Somewhere you need a static route between the two subnets.  I guess you didn't want to do that.  

What do you want to achieve?

I have two separate interfaces for my trusted and untrusted subnets, so that they are physically separated. 

Both are NATed to the internet.

----------

## Nerevar

 *NeddySeagoon wrote:*   

> Nerevar,
> 
> What do you want to achieve?
> 
> 

 

Ultimately I'd like to be able to configure a firewall that prevents the untrusted network from reaching the trusted devices (except for the router/dns/dhcp PC). I would like to do this by forcing the untrusted network to a separate ip range if possible but it looks like it's going to take a firewall configuration utilizing MAC addresses.

Edit: You're correct, the 10.x PCs can't ping 192.168.1.1 (they can ping 192.168.1.2).

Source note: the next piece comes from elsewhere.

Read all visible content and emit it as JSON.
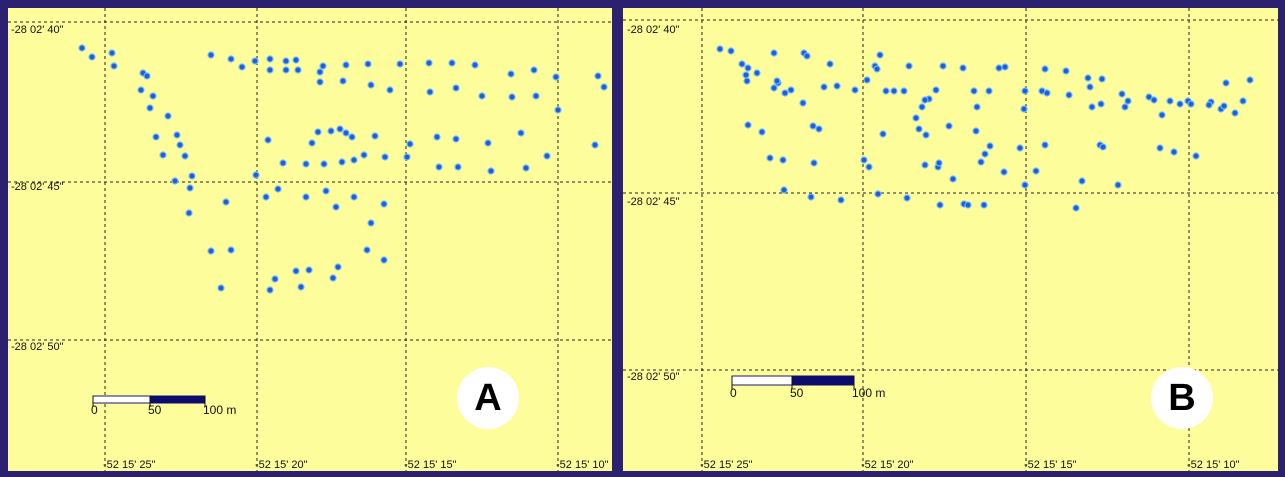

So, that's why they can't get to the Internet.

----------

## NeddySeagoon

Nerevar,

How is your ASCII art, or a photo of a sketch works.

Draw out the systems and interfaces in your network.

Your router, one trusted and one untrusted system will do, with the IPs they have on all interfaces.

Your public IP on the internet is not required.  Just those that start 192.

Post the output of route from those systems.

----------

## Nerevar

Hi Neddy,

I just wanted to say thanks for all your input. It was very much appreciated. You're really awesome on here and have taught so many of us so much!

Regarding this problem, I was able to get what I wanted working in a completely different way following this tutorial:

https://www.dd-wrt.com/wiki/index.php/Guest_WiFi_%2B_abuse_control_for_beginners

Best Regards,

Nerevar

----------